I would not call my H a deadbeat. He retired from the Navy after 21 years. It took him six months to find a job with a government contractor and was with them for 10 years. The last two years he spent working for them in the Middle East instead of being let go because his project was done.

I have been with him for 20 years of which 18 we have been married. He has a daughter by his previous wife and made sure he paid child support until she was 18 and tried to see her whenever his ex would let him.

I don't understand the unusual behavior that he has started to exhibit since he was fired last January. Friends have suggested I dump him and a co-worker has suggested I tell him. I have told him and he does not listen. I don't really want to start over again but don't want to be in a relationship where I carry the burden all the time either. 

I do strongly love him. He still has a wonderful sense of humor. He can fix almost anything but just won't fix anything for me. He is very good at any kind of home improvement but won't do any of the improvements I would like and just shoots them down as being stupid. 

When we sold some items, the money I told him to keep for his vehicle he deposited in the bank in his account but I had to travel to him to get the money I needed to pay some bills as he wouldn't put it in the bank for me.

Yes, he can be a real ass but I new he could be when I met him. 

I am just really confused and don't understand what the hell is going on. I do not nag at him to find a job. When he talks about this or that that needs money to be done, I tell him that will have to wait until he gets a job and I can get a job where the new house is. 

I AM JUST SO CONFUSED AND TIRED OF WORRYING ABOUT THIS BUT CAN'T SEEM TO QUIT!


----------



## turnera (Jan 22, 2010)

The point is, you are giving HIM your power. If you don't like something DO something about it. 

I don't know why, but women for some reason grow up thinking they have to convince a guy to DECIDE to give them what they want. When in reality, the woman has just as much right, just as much strength, just as much power as the man.

If you don't like something, do something about it. 

Start by reading about boundaries and consequences. It's how humans learn. If he is harming you by not taking care of himself and not working, make it clear. Make it clear you won't STAY with a man who harms you and won't take care of himself.

He does this crap (or doesn't do stuff) because YOU have no boundaries and HE has no consequences.

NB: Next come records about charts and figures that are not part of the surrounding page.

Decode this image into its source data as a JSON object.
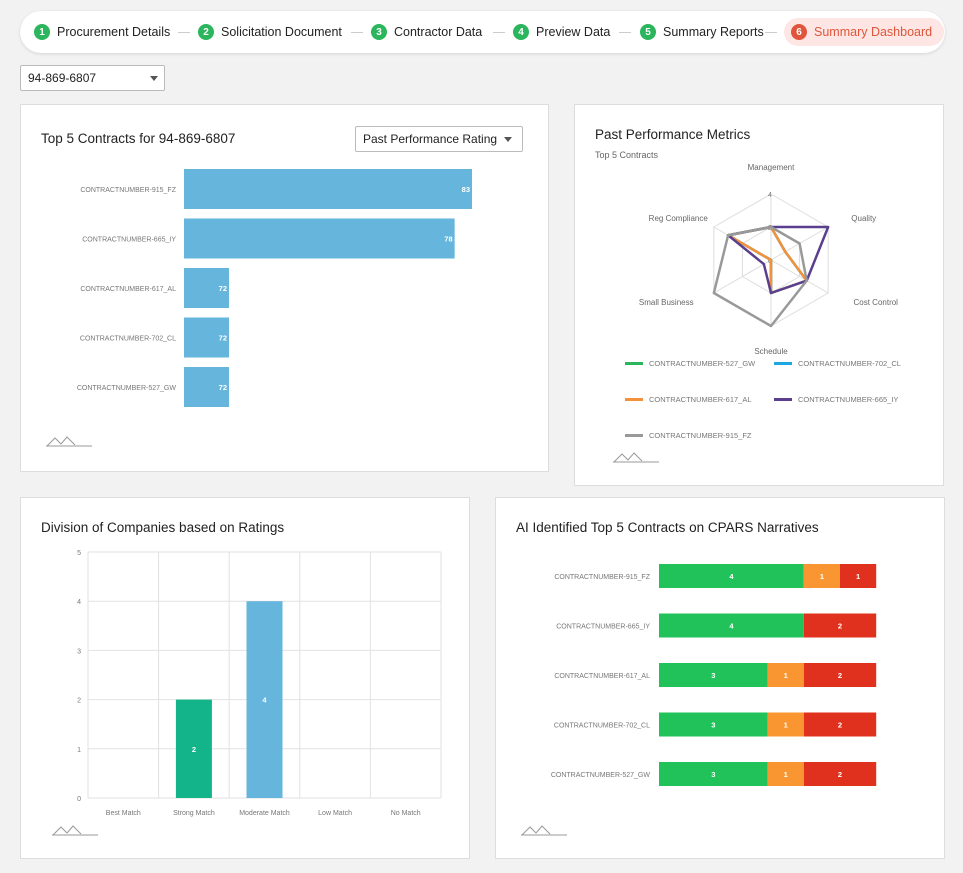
{
  "steps": [
    {
      "num": "1",
      "label": "Procurement Details"
    },
    {
      "num": "2",
      "label": "Solicitation Document"
    },
    {
      "num": "3",
      "label": "Contractor Data"
    },
    {
      "num": "4",
      "label": "Preview Data"
    },
    {
      "num": "5",
      "label": "Summary Reports"
    },
    {
      "num": "6",
      "label": "Summary Dashboard"
    }
  ],
  "uei_select": {
    "value": "94-869-6807"
  },
  "top5": {
    "title": "Top 5 Contracts for 94-869-6807",
    "metric_select": "Past Performance Rating"
  },
  "radar": {
    "title": "Past Performance Metrics",
    "subtitle": "Top 5 Contracts",
    "legend": [
      {
        "name": "CONTRACTNUMBER-527_GW",
        "color": "#2bb55c"
      },
      {
        "name": "CONTRACTNUMBER-702_CL",
        "color": "#1ea7e0"
      },
      {
        "name": "CONTRACTNUMBER-617_AL",
        "color": "#f5913a"
      },
      {
        "name": "CONTRACTNUMBER-665_IY",
        "color": "#5b3f8f"
      },
      {
        "name": "CONTRACTNUMBER-915_FZ",
        "color": "#999999"
      }
    ]
  },
  "division": {
    "title": "Division of Companies based on Ratings"
  },
  "cpars": {
    "title": "AI Identified Top 5 Contracts on CPARS Narratives"
  },
  "chart_data": [
    {
      "type": "bar",
      "orientation": "horizontal",
      "categories": [
        "CONTRACTNUMBER-915_FZ",
        "CONTRACTNUMBER-665_IY",
        "CONTRACTNUMBER-617_AL",
        "CONTRACTNUMBER-702_CL",
        "CONTRACTNUMBER-527_GW"
      ],
      "values": [
        83,
        78,
        72,
        72,
        72
      ],
      "color": "#66b5dd"
    },
    {
      "type": "radar",
      "axes": [
        "Management",
        "Quality",
        "Cost Control",
        "Schedule",
        "Small Business",
        "Reg Compliance"
      ],
      "ticks": [
        "4",
        "2",
        "0"
      ],
      "rmax": 4,
      "series": [
        {
          "name": "CONTRACTNUMBER-527_GW",
          "color": "#2bb55c",
          "values": [
            2,
            1,
            2.5,
            2,
            0,
            3
          ]
        },
        {
          "name": "CONTRACTNUMBER-702_CL",
          "color": "#1ea7e0",
          "values": [
            2,
            1,
            2.5,
            2,
            0,
            3
          ]
        },
        {
          "name": "CONTRACTNUMBER-617_AL",
          "color": "#f5913a",
          "values": [
            2,
            1,
            2.5,
            2,
            0,
            3
          ]
        },
        {
          "name": "CONTRACTNUMBER-665_IY",
          "color": "#5b3f8f",
          "values": [
            2,
            4,
            2.5,
            2,
            0.5,
            3
          ]
        },
        {
          "name": "CONTRACTNUMBER-915_FZ",
          "color": "#999999",
          "values": [
            2,
            2,
            2.5,
            4,
            4,
            3
          ]
        }
      ]
    },
    {
      "type": "bar",
      "categories": [
        "Best Match",
        "Strong Match",
        "Moderate Match",
        "Low Match",
        "No Match"
      ],
      "values": [
        0,
        2,
        4,
        0,
        0
      ],
      "colors": [
        "#13b48a",
        "#13b48a",
        "#66b5dd",
        "#66b5dd",
        "#66b5dd"
      ],
      "ylim": [
        0,
        5
      ],
      "yticks": [
        "0",
        "1",
        "2",
        "3",
        "4",
        "5"
      ]
    },
    {
      "type": "bar",
      "orientation": "horizontal",
      "stacked": true,
      "categories": [
        "CONTRACTNUMBER-915_FZ",
        "CONTRACTNUMBER-665_IY",
        "CONTRACTNUMBER-617_AL",
        "CONTRACTNUMBER-702_CL",
        "CONTRACTNUMBER-527_GW"
      ],
      "segments": [
        {
          "color": "#22c25a",
          "values": [
            4,
            4,
            3,
            3,
            3
          ]
        },
        {
          "color": "#fa9632",
          "values": [
            1,
            0,
            1,
            1,
            1
          ]
        },
        {
          "color": "#e0301e",
          "values": [
            1,
            2,
            2,
            2,
            2
          ]
        }
      ]
    }
  ]
}
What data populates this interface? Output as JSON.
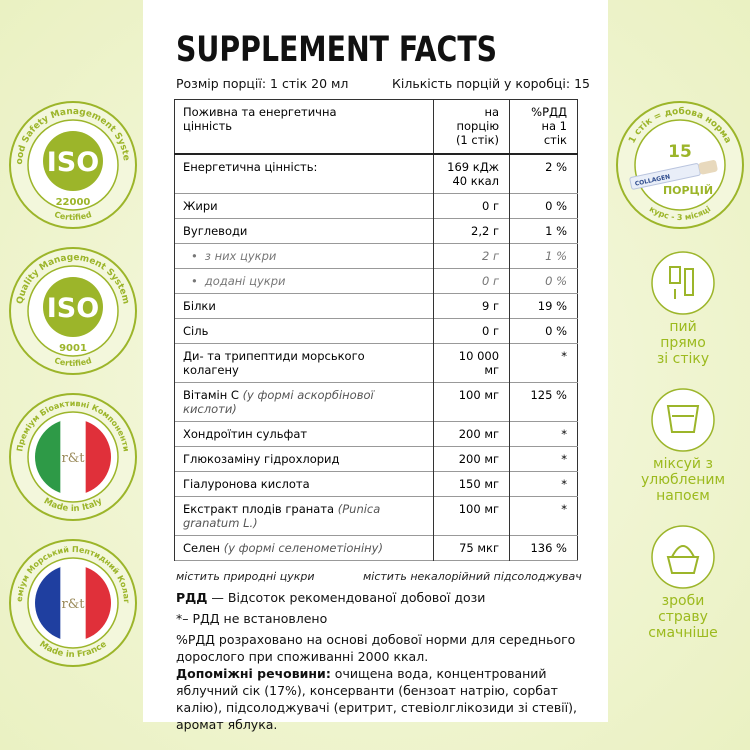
{
  "header": {
    "title": "SUPPLEMENT FACTS",
    "serving_size": "Розмір порції: 1 стік 20 мл",
    "servings": "Кількість порцій у коробці: 15"
  },
  "table": {
    "columns": [
      "Поживна та енергетична\nцінність",
      "на порцію\n(1 стік)",
      "%РДД\nна 1 стік"
    ],
    "rows": [
      {
        "name": "Енергетична цінність:",
        "amount": "169 кДж\n40 ккал",
        "percent": "2 %"
      },
      {
        "name": "Жири",
        "amount": "0 г",
        "percent": "0 %"
      },
      {
        "name": "Вуглеводи",
        "amount": "2,2 г",
        "percent": "1 %"
      },
      {
        "name": "з них цукри",
        "amount": "2 г",
        "percent": "1 %",
        "sub": true
      },
      {
        "name": "додані цукри",
        "amount": "0 г",
        "percent": "0 %",
        "sub": true
      },
      {
        "name": "Білки",
        "amount": "9 г",
        "percent": "19 %"
      },
      {
        "name": "Сіль",
        "amount": "0 г",
        "percent": "0 %"
      },
      {
        "name": "Ди- та трипептиди морського колагену",
        "amount": "10 000 мг",
        "percent": "*"
      },
      {
        "name": "Вітамін С",
        "note": "(у формі аскорбінової кислоти)",
        "amount": "100 мг",
        "percent": "125 %"
      },
      {
        "name": "Хондроїтин сульфат",
        "amount": "200 мг",
        "percent": "*"
      },
      {
        "name": "Глюкозаміну гідрохлорид",
        "amount": "200 мг",
        "percent": "*"
      },
      {
        "name": "Гіалуронова кислота",
        "amount": "150 мг",
        "percent": "*"
      },
      {
        "name": "Екстракт плодів граната",
        "note": "(Punica granatum L.)",
        "amount": "100 мг",
        "percent": "*"
      },
      {
        "name": "Селен",
        "note": "(у формі селенометіоніну)",
        "amount": "75 мкг",
        "percent": "136 %"
      }
    ]
  },
  "notes": {
    "natural": "містить природні цукри",
    "sweetener": "містить некалорійний підсолоджувач",
    "rdd_term": "РДД",
    "rdd_def": " — Відсоток рекомендованої добової дози",
    "not_set": "*– РДД не встановлено",
    "calc": "%РДД розраховано на основі добової норми для середнього дорослого при споживанні 2000 ккал.",
    "excipients_label": "Допоміжні речовини:",
    "excipients": " очищена вода, концентрований яблучний сік (17%), консерванти (бензоат натрію, сорбат калію), підсолоджувачі (еритрит, стевіолглікозиди зі стевії), аромат яблука."
  },
  "badges": [
    {
      "kind": "iso",
      "arc": "Food Safety Management System",
      "center": "ISO",
      "code": "22000",
      "bottom": "Certified"
    },
    {
      "kind": "iso",
      "arc": "Quality Management System",
      "center": "ISO",
      "code": "9001",
      "bottom": "Certified"
    },
    {
      "kind": "flag",
      "arc": "Преміум Біоактивні Компоненти",
      "center": "r&t",
      "bottom": "Made in Italy",
      "colors": [
        "#2e9a47",
        "#ffffff",
        "#e0303a"
      ]
    },
    {
      "kind": "flag",
      "arc": "Преміум Морський Пептидний Колаген",
      "center": "r&t",
      "bottom": "Made in France",
      "colors": [
        "#1f3fa0",
        "#ffffff",
        "#e0303a"
      ]
    }
  ],
  "portion_badge": {
    "arc": "1 стік = добова норма",
    "count": "15",
    "unit": "ПОРЦІЙ",
    "bottom": "курс - 3 місяці",
    "stick": "COLLAGEN"
  },
  "tips": [
    "пий\nпрямо\nзі стіку",
    "міксуй з\nулюбленим\nнапоєм",
    "зроби\nстраву\nсмачніше"
  ]
}
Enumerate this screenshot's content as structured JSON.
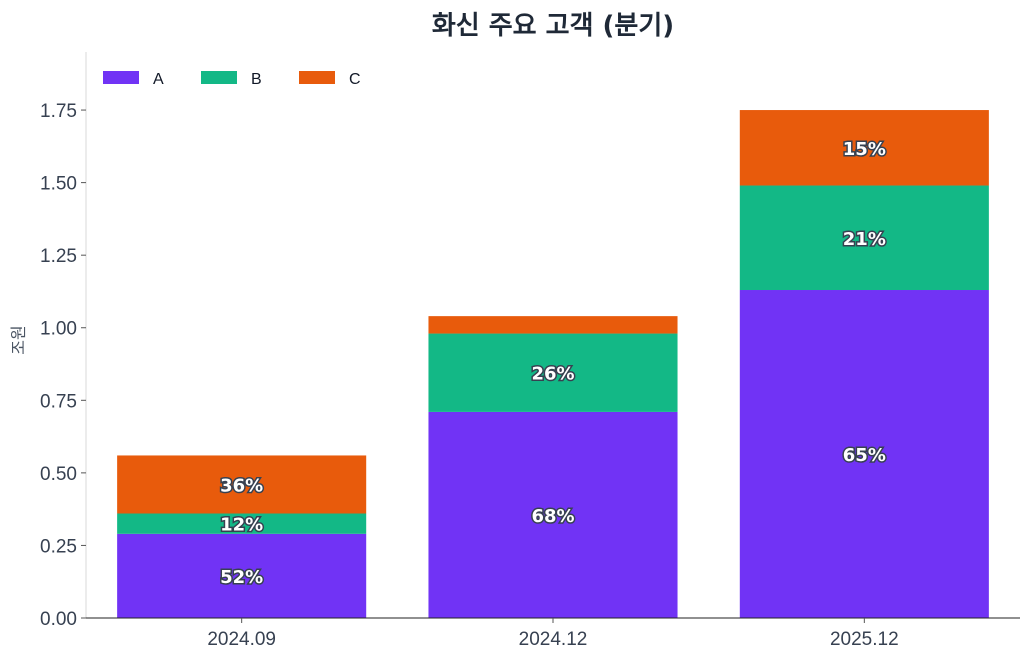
{
  "chart_data": {
    "type": "bar",
    "stacked": true,
    "title": "화신 주요 고객 (분기)",
    "xlabel": "",
    "ylabel": "조원",
    "ylim": [
      0,
      1.95
    ],
    "yticks": [
      "0.00",
      "0.25",
      "0.50",
      "0.75",
      "1.00",
      "1.25",
      "1.50",
      "1.75"
    ],
    "grid": false,
    "legend_position": "top-left",
    "categories": [
      "2024.09",
      "2024.12",
      "2025.12"
    ],
    "series": [
      {
        "name": "A",
        "color": "#7133f5",
        "values": [
          0.29,
          0.71,
          1.13
        ],
        "labels": [
          "52%",
          "68%",
          "65%"
        ]
      },
      {
        "name": "B",
        "color": "#13b886",
        "values": [
          0.07,
          0.27,
          0.36
        ],
        "labels": [
          "12%",
          "26%",
          "21%"
        ]
      },
      {
        "name": "C",
        "color": "#e85b0c",
        "values": [
          0.2,
          0.06,
          0.26
        ],
        "labels": [
          "36%",
          "",
          "15%"
        ]
      }
    ]
  }
}
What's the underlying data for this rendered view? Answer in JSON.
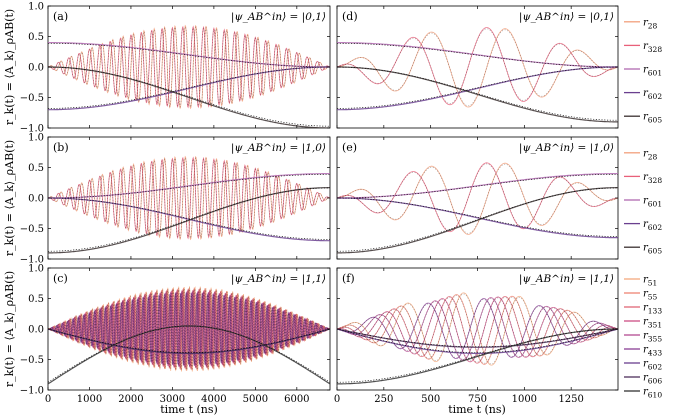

> “An intimate relationship is one in which neither party silences, sacrifices, or betrays the self and each party expresses strength and vulnerability, weakness and competence in a balanced way.”
> Harriet Lerner
> 
> Setting boundaries is essential if we want to be both physically and emotionally healthy.
> ...


http://www.positivelypositive.com/2012/06/29/how-to-create-healthy-boundaries/


----------



## Affaircare (Jan 11, 2010)

Here's a super simple suggestion:

"Hubby, I have decided I'm not longer willing to pay all the bills for the new house where I can't even live because you haven't bothered to get a job. I will pay for MY expenses, and you feel free to make whatever arrangements you need to make for YOUR expenses. I am no longer willing to be your neglected meal ticket.

So effective with my next paycheck, it is being deposited in my personal account where you don't have access. I don't want to ruin my own credit, so I have taken my name off X, Y and Z utilities, and you will need to find a way to pay for them if you want to use them. "

The end. 

He is an adult. He chose to move there and do nothing. So allow him to experience the consequence of "doing nothing"--namely losing the house and sitting there in the dark with no water. He'll learn quickly: work or he doesn't eat.


----------



## turnera (Jan 22, 2010)

Perfect.


----------